Though I suppose since we’re talking only about Route planning here and not freespace or hybrid planning, I’m more swayed towards thinking it could be considered a “core” feature as long as it isn’t the start of adding endless use-case specific items to the main ROS Message Interface. I’ll noodle on this more later this week.

As well

What’s the story with what Open-RMF already provides?

What’s the story with what Open-RMF already provides?

I’m not sure if you’re asking about features or about architecture, so I’ll cover both, starting with architecture.

Architecture

In the current architecture of Open-RMF, a “fleet adapter” exists in a layer above the robot’s software stack and commands routes for its robots to navigate based on incoming task requests and the current traffic situation. There are a lot of options for how someone could integrate a ROS2 robot using nav2 with RMF, but the solution that we provide out of the box operates by streaming navigation requests into the nav stack based on the routes that are calculated by the fleet adapter. The fleet adapter then tracks the robot’s state, waits for it to arrive at each waypoint, and then sends a navigation request to move to the next waypoint when “clearance” is available.

This approach has proven functional and “good enough” for many use cases, but it has some drawbacks that I’m trying to address with these proposals:

• All task requests and application logic need to pass through the RMF fleet adapter, which makes RMF a lot less flexible than we’d like it to be
• The robot needs to come to a complete stop at each waypoint, even if we already know that it would be fine for the robot to proceed

If we can have a checkpoint system within the nav stack itself, RMF would be able to operate as a sibling of the nav stack instead of above it, which gives users a lot more freedom for how they design their robot applications.

Features

In terms of features that are relevant to nav2, we have a distributed multi-agent path finding system that works similarly to the conflict-based search algorithm, but it operates on predefined navigation graphs (AGV-style mobile robots) instead of free space. As part of my broader integration efforts (not strictly related to the Route Server topic), I’ll be extending this algorithm to also support free space AMRs.

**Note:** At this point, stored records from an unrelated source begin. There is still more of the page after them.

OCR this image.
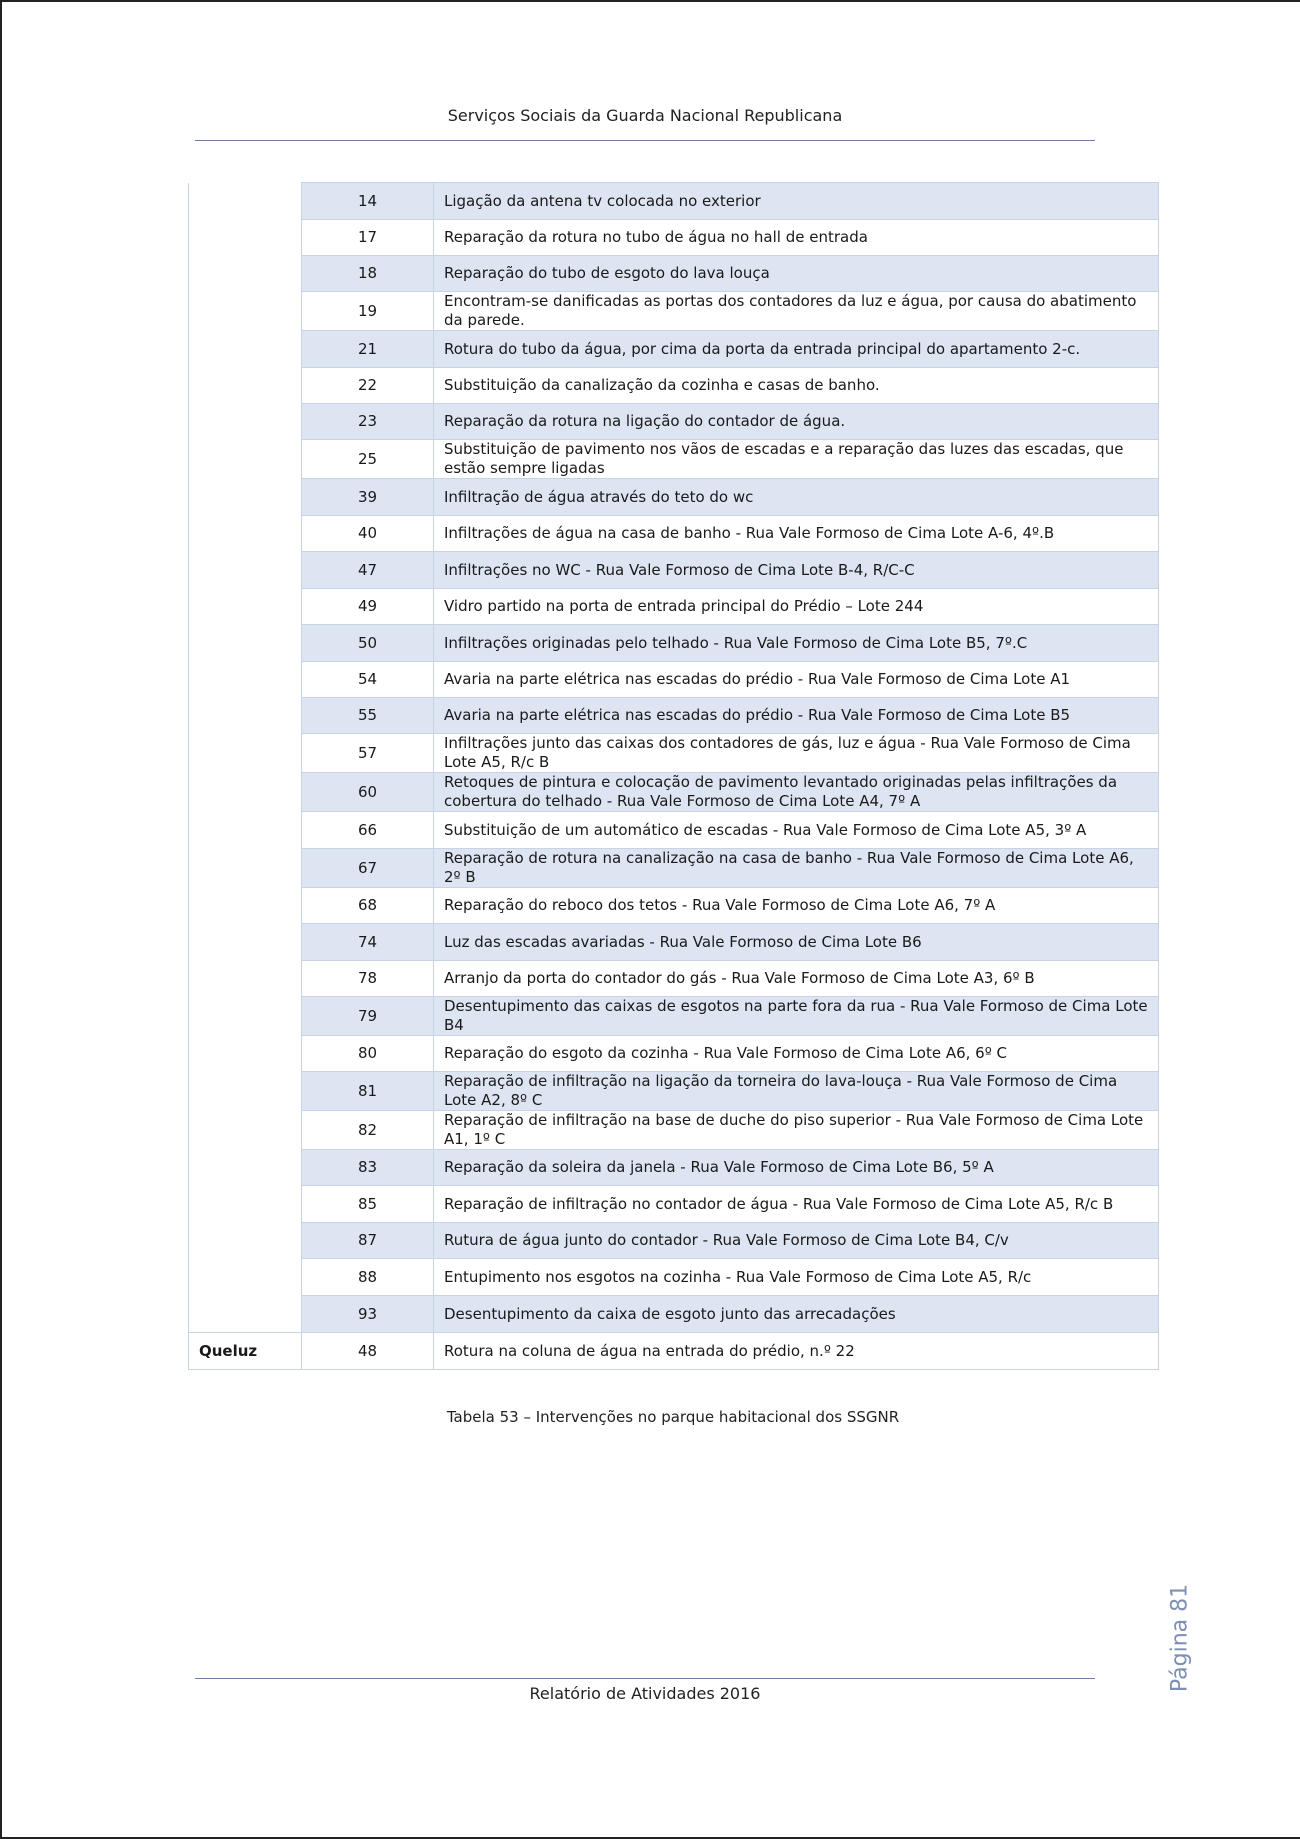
Serviços Sociais da Guarda Nacional Republicana
	14	Ligação da antena tv colocada no exterior
	17	Reparação da rotura no tubo de água no hall de entrada
	18	Reparação do tubo de esgoto do lava louça
	19	Encontram-se danificadas as portas dos contadores da luz e água, por causa do abatimento da parede.
	21	Rotura do tubo da água, por cima da porta da entrada principal do apartamento 2-c.
	22	Substituição da canalização da cozinha e casas de banho.
	23	Reparação da rotura na ligação do contador de água.
	25	Substituição de pavimento nos vãos de escadas e a reparação das luzes das escadas, que estão sempre ligadas
	39	Infiltração de água através do teto do wc
	40	Infiltrações de água na casa de banho - Rua Vale Formoso de Cima Lote A-6, 4º.B
	47	Infiltrações no WC - Rua Vale Formoso de Cima Lote B-4, R/C-C
	49	Vidro partido na porta de entrada principal do Prédio – Lote 244
	50	Infiltrações originadas pelo telhado - Rua Vale Formoso de Cima Lote B5, 7º.C
	54	Avaria na parte elétrica nas escadas do prédio - Rua Vale Formoso de Cima Lote A1
	55	Avaria na parte elétrica nas escadas do prédio - Rua Vale Formoso de Cima Lote B5
	57	Infiltrações junto das caixas dos contadores de gás, luz e água - Rua Vale Formoso de Cima Lote A5, R/c B
	60	Retoques de pintura e colocação de pavimento levantado originadas pelas infiltrações da cobertura do telhado - Rua Vale Formoso de Cima Lote A4, 7º A
	66	Substituição de um automático de escadas - Rua Vale Formoso de Cima Lote A5, 3º A
	67	Reparação de rotura na canalização na casa de banho - Rua Vale Formoso de Cima Lote A6, 2º B
	68	Reparação do reboco dos tetos - Rua Vale Formoso de Cima Lote A6, 7º A
	74	Luz das escadas avariadas - Rua Vale Formoso de Cima Lote B6
	78	Arranjo da porta do contador do gás - Rua Vale Formoso de Cima Lote A3, 6º B
	79	Desentupimento das caixas de esgotos na parte fora da rua - Rua Vale Formoso de Cima Lote B4
	80	Reparação do esgoto da cozinha - Rua Vale Formoso de Cima Lote A6, 6º C
	81	Reparação de infiltração na ligação da torneira do lava-louça - Rua Vale Formoso de Cima Lote A2, 8º C
	82	Reparação de infiltração na base de duche do piso superior - Rua Vale Formoso de Cima Lote A1, 1º C
	83	Reparação da soleira da janela - Rua Vale Formoso de Cima Lote B6, 5º A
	85	Reparação de infiltração no contador de água - Rua Vale Formoso de Cima Lote A5, R/c B
	87	Rutura de água junto do contador - Rua Vale Formoso de Cima Lote B4, C/v
	88	Entupimento nos esgotos na cozinha - Rua Vale Formoso de Cima Lote A5, R/c
	93	Desentupimento da caixa de esgoto junto das arrecadações
Queluz	48	Rotura na coluna de água na entrada do prédio, n.º 22
Tabela 53 – Intervenções no parque habitacional dos SSGNR
Relatório de Atividades 2016
Página 81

Then we also have event handling—e.g. open/close doors, summon elevators—implemented in the fleet adapter.

Those do indeed seem like sub-optimal behaviors. Where does your eq. of this route graph planning live for me to take a look?

How do you plan to accomplish that with the clearance nodes?

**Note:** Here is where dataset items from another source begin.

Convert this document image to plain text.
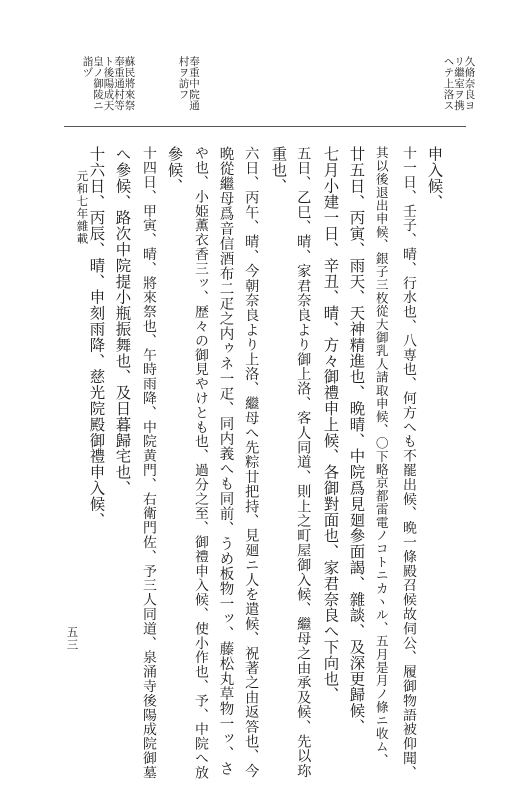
久脩奈良ヨ
リ繼室ヲ携
ヘテ上洛ス
奉重中院通
村ヲ訪フ
蘇民將來祭
奉重通村等
ト後陽成天
皇ノ御陵ニ
詣ヅ
元和七年雜載
五三
申入候、
十一日、壬子、晴、行水也、八専也、何方へも不罷出候、晩一條殿召候故伺公、履御物語被仰聞、
其以後退出申候、銀子三枚從大御乳人請取申候、〇下略京都雷電ノコトニカヽル、五月是月ノ條ニ收ム、
廿五日、丙寅、雨天、天神精進也、晩晴、中院爲見廻參面謁、雜談、及深更歸候、
七月小建一日、辛丑、晴、方々御禮申上候、各御對面也、家君奈良へ下向也、
五日、乙巳、晴、家君奈良より御上洛、客人同道、則上之町屋御入候、繼母之由承及候、先以珎
重也、
六日、丙午、晴、今朝奈良より上洛、繼母へ先粽廿把持、見廻ニ人を遣候、祝著之由返答也、今
晩從繼母爲音信酒布二疋之内ゥネ一疋、同内義へも同前、うめ板物一ッ、藤松丸草物一ッ、さ
や也、小姫薫衣香三ッ、歴々の御見やけとも也、過分之至、御禮申入候、使小作也、予、中院へ放
參候、
十四日、甲寅、晴、將來祭也、午時雨降、中院黄門、右衛門佐、予三人同道、泉涌寺後陽成院御墓
へ參候、路次中院提小瓶振舞也、及日暮歸宅也、
十六日、丙辰、晴、申刻雨降、慈光院殿御禮申入候、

In the proposal above, I assume that would notionally be handled outside of the Route Server (as your diagram previously suggested)

An aside of design, is this something folks at OR- err- Intrinsic would be interested in collaborating with me on? I need to come up with a plan of attack first, but assuming that looks good to us, is that a point of intersection? There are areas here of your obvious expertise and seemingly interest. I’m finishing up a project this week (Famous Last Words ™) and will be starting to mosy on starting the first or second week of January.